Donja was in residence in Malvern for 3 visits spanning 6 months. He was able to get to know Gateway HorseWorks Executive Director Kristen de Marco, engage with their staff and the horses, and attend several sessions to experience their transformative work directly.
We workshopped the first draft of Donja’s play The Horse and the Man for 5 days at the end of February into March, 2025. Donja reunited with director Jason McDowell Green and Dramaturg Gina Pisasale, and met additional workshop collaborators, Stage Manager Jessica Beaver, and actors Barzin Akhavan and Varín Ayala. The workshop team had the privilege of visiting GHW, meeting a former client, hearing their story, and spending time with the horses in the yard. During a culminating reading of Donja’s play hosted at People’s Light’s rehearsal room, the staff from GHW in attendance knew immediately which horses were referenced in the play.
Multi-hyphenate artist and playwright Ro Reddick was intrigued by conversations swirling around and between communities in Phoenixville and Coatesville.
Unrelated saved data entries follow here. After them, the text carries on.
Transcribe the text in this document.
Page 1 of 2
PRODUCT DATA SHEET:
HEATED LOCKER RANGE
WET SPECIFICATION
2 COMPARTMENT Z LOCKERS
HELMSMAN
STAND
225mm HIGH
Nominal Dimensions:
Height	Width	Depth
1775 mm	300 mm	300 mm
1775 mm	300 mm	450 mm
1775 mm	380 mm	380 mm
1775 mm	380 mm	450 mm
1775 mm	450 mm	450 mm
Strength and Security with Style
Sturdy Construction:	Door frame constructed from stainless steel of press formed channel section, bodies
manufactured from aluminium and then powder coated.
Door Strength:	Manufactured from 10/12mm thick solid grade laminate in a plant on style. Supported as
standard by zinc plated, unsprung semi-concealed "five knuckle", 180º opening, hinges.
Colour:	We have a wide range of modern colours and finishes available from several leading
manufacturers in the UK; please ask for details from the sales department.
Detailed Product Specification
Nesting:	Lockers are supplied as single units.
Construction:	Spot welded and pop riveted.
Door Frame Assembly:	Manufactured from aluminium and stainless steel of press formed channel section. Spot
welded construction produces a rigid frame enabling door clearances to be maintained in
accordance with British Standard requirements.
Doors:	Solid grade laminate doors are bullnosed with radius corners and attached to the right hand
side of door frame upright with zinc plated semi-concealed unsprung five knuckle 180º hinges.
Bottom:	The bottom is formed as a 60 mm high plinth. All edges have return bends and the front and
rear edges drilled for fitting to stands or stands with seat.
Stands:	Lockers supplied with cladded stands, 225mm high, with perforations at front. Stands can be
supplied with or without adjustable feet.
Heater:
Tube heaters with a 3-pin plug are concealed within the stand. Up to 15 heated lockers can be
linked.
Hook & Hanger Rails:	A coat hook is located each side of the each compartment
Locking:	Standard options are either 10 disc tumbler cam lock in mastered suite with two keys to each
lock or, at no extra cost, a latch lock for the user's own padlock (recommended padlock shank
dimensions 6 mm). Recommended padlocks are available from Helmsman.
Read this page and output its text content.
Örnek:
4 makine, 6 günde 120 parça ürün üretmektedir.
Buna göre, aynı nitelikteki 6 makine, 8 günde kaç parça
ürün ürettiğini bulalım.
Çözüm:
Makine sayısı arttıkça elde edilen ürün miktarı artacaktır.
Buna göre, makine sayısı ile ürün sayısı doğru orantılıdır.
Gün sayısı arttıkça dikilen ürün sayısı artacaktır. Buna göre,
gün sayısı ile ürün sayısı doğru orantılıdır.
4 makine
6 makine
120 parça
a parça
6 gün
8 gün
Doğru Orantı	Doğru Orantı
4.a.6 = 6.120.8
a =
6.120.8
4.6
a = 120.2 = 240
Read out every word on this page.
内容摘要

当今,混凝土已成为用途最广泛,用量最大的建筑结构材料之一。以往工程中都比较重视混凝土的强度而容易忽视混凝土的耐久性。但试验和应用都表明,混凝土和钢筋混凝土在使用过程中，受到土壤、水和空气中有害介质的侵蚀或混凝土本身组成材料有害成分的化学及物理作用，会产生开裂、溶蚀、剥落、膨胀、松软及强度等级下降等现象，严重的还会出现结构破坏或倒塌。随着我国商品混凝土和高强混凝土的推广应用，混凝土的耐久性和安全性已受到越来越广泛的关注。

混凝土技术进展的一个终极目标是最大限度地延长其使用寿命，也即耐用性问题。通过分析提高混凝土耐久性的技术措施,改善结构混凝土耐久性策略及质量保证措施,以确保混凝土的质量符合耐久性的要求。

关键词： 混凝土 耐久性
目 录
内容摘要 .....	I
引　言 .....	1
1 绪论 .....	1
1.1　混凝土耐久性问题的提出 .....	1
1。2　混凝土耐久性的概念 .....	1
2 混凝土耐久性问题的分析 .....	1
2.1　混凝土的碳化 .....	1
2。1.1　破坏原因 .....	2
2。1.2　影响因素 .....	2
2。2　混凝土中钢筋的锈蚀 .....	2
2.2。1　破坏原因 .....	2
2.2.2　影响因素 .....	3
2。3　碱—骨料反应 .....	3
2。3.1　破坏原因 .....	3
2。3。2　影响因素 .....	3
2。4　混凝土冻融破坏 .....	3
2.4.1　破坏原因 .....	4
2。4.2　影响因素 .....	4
Ro’s residency spanned 8 months, where she spoke to organizers of the annual Phoenixville Firebird Festival and participated in the build of the wooden phoenix, spoke to community members about the evolving identities of Phoenixville and Coatesville, and researched the racialized history of the Coatesville steel industry at the Chester County History Center and Hagley Museum, focusing on events and trial transcripts of the lynching of Zachariah Walker in 1911. Ro stayed in Phoenixville for 2 of her 3 visits during her residency and got to know the town well.

In April 2025, Ro began to braid together questions around spectacle and crowd contagion, the social control of murder ballads, prophecy and fate, and the history of and primary source material dealing with Walker’s lynching during a 4-day workshop and devised process that re-united her with Director Molly Rosa Houlahan and actor Andrew Watring. Additional Workshop collaborators were musical historians and musicians Hubby Jenkins (https://www.hubbyjenkins.com/) and David Lutken, actor Jessica Johnson, dramaturg Gina Pisasale, and Stage Manager Lisi Levy. All of the out-of-town artists were able to stay a few steps away from our rehearsal room workshop space in our Farmhouse kitchenette apartments. At the end of the workshop, Ro shared what had come of the devised work with People’s Light staff members as well as new-found friends also being housed in the Farmhouse, the cast members of Birthday Candles, in performance on the Steinbright stage at the time.
Still to come are discoveries, stories, and connections from playwright Vichet Chum, who is exploring Asian- and Cambodian-American experiences in our area. Vichet’s workshop will happen in the Summer 2025.